In fact, liberal technocracy tends to consider historians, philosophers, sociologists, political scientists, diplomats, psychologists and other professionals in the social and human area as an obstacle to development. Ideally, the country would only have health professionals, engineers, economists and technicians from the “hard sciences”.

This desire to instrumentalize higher education, subordinating it to the power line, led, in 69, the students of the University of Coimbra to assume a position of civil disobedience that would last for several months. In Cavaco Silva's last government, contesting bribes would lead thousands of students to the streets, in defense of higher education and against a university for the rich. The universality of education would then be at stake, which is the basic principle of any Democratic State of Law.

Many were those who never dealt well with these historical events. The students' irreverence and non-alignment bothered them. Nowadays reality hasn't changed that much. Higher education continues to suffer attempts at instrumentalization and budget cuts for teaching and research only aggravate the situation. culture of poverty that marked Portugal for centuries, placing us among the European countries with the highest rates of illiterates, school dropouts and low qualifications of the population until very recently.
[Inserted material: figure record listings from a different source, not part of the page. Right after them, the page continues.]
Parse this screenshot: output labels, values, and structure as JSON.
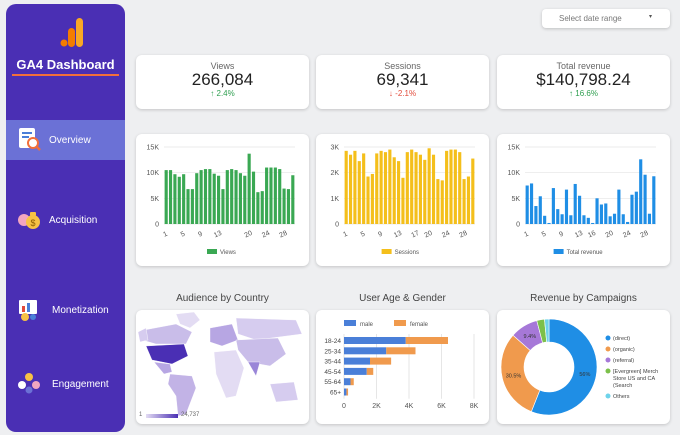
{
  "sidebar": {
    "title": "GA4 Dashboard",
    "items": [
      {
        "label": "Overview"
      },
      {
        "label": "Acquisition"
      },
      {
        "label": "Monetization"
      },
      {
        "label": "Engagement"
      }
    ]
  },
  "header": {
    "date_range_placeholder": "Select date range",
    "dropdown_glyph": "▾"
  },
  "kpis": [
    {
      "name": "Views",
      "value": "266,084",
      "delta": "2.4%",
      "direction": "up"
    },
    {
      "name": "Sessions",
      "value": "69,341",
      "delta": "-2.1%",
      "direction": "down"
    },
    {
      "name": "Total revenue",
      "value": "$140,798.24",
      "delta": "16.6%",
      "direction": "up"
    }
  ],
  "sections": {
    "country_title": "Audience by Country",
    "age_title": "User Age & Gender",
    "campaign_title": "Revenue by Campaigns"
  },
  "map": {
    "legend_min": "1",
    "legend_max": "24,737",
    "color_low": "#e3dcf3",
    "color_high": "#4a2fb4"
  },
  "colors": {
    "sidebar": "#4a2fb4",
    "active": "#6b71d6",
    "views": "#3aa853",
    "sessions": "#f4bf1b",
    "revenue": "#1f8ee5",
    "male": "#4a7fd8",
    "female": "#f09a4d"
  },
  "chart_data": [
    {
      "type": "bar",
      "series": [
        {
          "name": "Views",
          "values": [
            10500,
            10500,
            9700,
            9200,
            9700,
            6800,
            6800,
            9900,
            10500,
            10700,
            10700,
            9800,
            9400,
            6800,
            10500,
            10700,
            10500,
            9900,
            9400,
            13700,
            10200,
            6200,
            6400,
            11000,
            11000,
            11000,
            10700,
            6900,
            6800,
            9500
          ]
        }
      ],
      "x": [
        "1",
        "2",
        "3",
        "4",
        "5",
        "6",
        "7",
        "8",
        "9",
        "10",
        "11",
        "12",
        "13",
        "14",
        "15",
        "16",
        "17",
        "18",
        "19",
        "20",
        "21",
        "22",
        "23",
        "24",
        "25",
        "26",
        "27",
        "28",
        "29",
        "30"
      ],
      "xticks": [
        "1",
        "5",
        "9",
        "13",
        "20",
        "24",
        "28"
      ],
      "yticks": [
        "0",
        "5K",
        "10K",
        "15K"
      ],
      "ylim": [
        0,
        15000
      ],
      "legend": "Views"
    },
    {
      "type": "bar",
      "series": [
        {
          "name": "Sessions",
          "values": [
            2850,
            2700,
            2850,
            2450,
            2750,
            1850,
            1950,
            2750,
            2850,
            2800,
            2900,
            2600,
            2450,
            1800,
            2800,
            2900,
            2800,
            2700,
            2500,
            2950,
            2700,
            1750,
            1700,
            2850,
            2900,
            2900,
            2800,
            1750,
            1850,
            2550
          ]
        }
      ],
      "x": [
        "1",
        "2",
        "3",
        "4",
        "5",
        "6",
        "7",
        "8",
        "9",
        "10",
        "11",
        "12",
        "13",
        "14",
        "15",
        "16",
        "17",
        "18",
        "19",
        "20",
        "21",
        "22",
        "23",
        "24",
        "25",
        "26",
        "27",
        "28",
        "29",
        "30"
      ],
      "xticks": [
        "1",
        "5",
        "9",
        "13",
        "17",
        "20",
        "24",
        "28"
      ],
      "yticks": [
        "0",
        "1K",
        "2K",
        "3K"
      ],
      "ylim": [
        0,
        3000
      ],
      "legend": "Sessions"
    },
    {
      "type": "bar",
      "series": [
        {
          "name": "Total revenue",
          "values": [
            7500,
            7900,
            3500,
            5400,
            1600,
            200,
            7000,
            2900,
            1900,
            6700,
            1700,
            7800,
            5500,
            1700,
            1200,
            200,
            5000,
            3800,
            4000,
            1500,
            2000,
            6700,
            1900,
            400,
            5700,
            6300,
            12600,
            9600,
            2000,
            9300
          ]
        }
      ],
      "x": [
        "1",
        "2",
        "3",
        "4",
        "5",
        "6",
        "7",
        "8",
        "9",
        "10",
        "11",
        "12",
        "13",
        "14",
        "15",
        "16",
        "17",
        "18",
        "19",
        "20",
        "21",
        "22",
        "23",
        "24",
        "25",
        "26",
        "27",
        "28",
        "29",
        "30"
      ],
      "xticks": [
        "1",
        "5",
        "9",
        "13",
        "16",
        "20",
        "24",
        "28"
      ],
      "yticks": [
        "0",
        "5K",
        "10K",
        "15K"
      ],
      "ylim": [
        0,
        15000
      ],
      "legend": "Total revenue"
    },
    {
      "type": "bar",
      "orientation": "horizontal",
      "stacked": true,
      "categories": [
        "18-24",
        "25-34",
        "35-44",
        "45-54",
        "55-64",
        "65+"
      ],
      "series": [
        {
          "name": "male",
          "values": [
            3800,
            2600,
            1600,
            1400,
            400,
            150
          ]
        },
        {
          "name": "female",
          "values": [
            2600,
            1800,
            1300,
            400,
            200,
            100
          ]
        }
      ],
      "xticks": [
        "0",
        "2K",
        "4K",
        "6K",
        "8K"
      ],
      "xlim": [
        0,
        8000
      ]
    },
    {
      "type": "pie",
      "style": "donut",
      "labels": [
        "(direct)",
        "(organic)",
        "(referral)",
        "[Evergreen] Merch Store US and CA (Search",
        "Others"
      ],
      "values": [
        56.0,
        30.5,
        9.4,
        2.6,
        1.5
      ],
      "slice_labels": [
        "56%",
        "30.5%",
        "9.4%",
        "",
        ""
      ]
    }
  ]
}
This professional class war has been one of the hallmarks of liberal conservative educational policy that sees these courses as a waste of public money. In light of these considerations, it makes perfect sense that sociology has been the most targeted, since it is the largest of all these areas, the most widespread in the country and is guided by a non-alignment with power and ideological trends , valuing critical freedom and reflexivity above all.

This was the great reason why sociology in Portugal was residual until the April Revolution, as its epistemological position and its own deontology would never allow it to be instrumentalized by a repressive and dictatorial State.
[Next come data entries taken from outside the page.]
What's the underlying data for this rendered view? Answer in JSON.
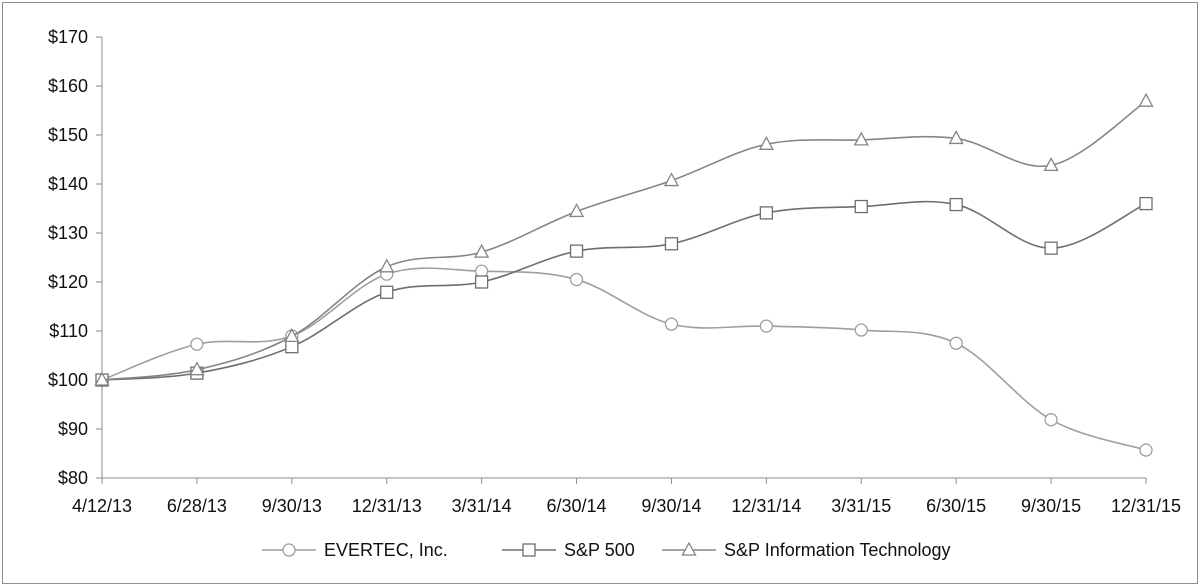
{
  "chart_data": {
    "type": "line",
    "title": "",
    "xlabel": "",
    "ylabel": "",
    "categories": [
      "4/12/13",
      "6/28/13",
      "9/30/13",
      "12/31/13",
      "3/31/14",
      "6/30/14",
      "9/30/14",
      "12/31/14",
      "3/31/15",
      "6/30/15",
      "9/30/15",
      "12/31/15"
    ],
    "y_ticks": [
      "$80",
      "$90",
      "$100",
      "$110",
      "$120",
      "$130",
      "$140",
      "$150",
      "$160",
      "$170"
    ],
    "ylim": [
      80,
      170
    ],
    "grid": false,
    "legend_position": "bottom",
    "series": [
      {
        "name": "EVERTEC, Inc.",
        "marker": "circle",
        "color": "#9e9e9e",
        "values": [
          100,
          107.3,
          109.0,
          121.6,
          122.2,
          120.5,
          111.4,
          111.0,
          110.2,
          107.5,
          91.9,
          85.7
        ]
      },
      {
        "name": "S&P 500",
        "marker": "square",
        "color": "#6e6e6e",
        "values": [
          100,
          101.4,
          106.8,
          117.9,
          120.0,
          126.3,
          127.8,
          134.1,
          135.4,
          135.8,
          126.9,
          136.0
        ]
      },
      {
        "name": "S&P Information Technology",
        "marker": "triangle",
        "color": "#858585",
        "values": [
          100,
          102.1,
          108.9,
          123.1,
          126.1,
          134.4,
          140.7,
          148.1,
          149.0,
          149.3,
          143.8,
          156.9
        ]
      }
    ]
  }
}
Quoting one of the great sociologists in our square, Elísio Estanque, “sociology was born in the XNUMXth century when the “social question” and the misery of the working class threatened the emerging capitalism in the Western world.” Today, faced with a new state of bankruptcy of capitalism that has brought nothing but misery, unemployment and a progressive deterioration of the Welfare State (as if our leaders had never studied Bismarck), it is up to sociology to understand and explain this State of Things and contribute to change.

And let those who believe that sociologists will someday be submissive to economic power and any ideology must be disappointed. A fact of this was the enormous contribution that the sociology of education made to what is known today about teaching, pedagogy and educational policies.

As for Vasco Pulido Valente, it would do well to honor the ontological principles of philosophy and not forget the lessons of history, contributing to the manipulation of reality and the degradation of social cohesion. A state does not survive when its elements are constantly in conflict with each other.

 

Author J. André Guerreiro, philosophy, political science and history trainer, currently studying sociology at the University of Algarve.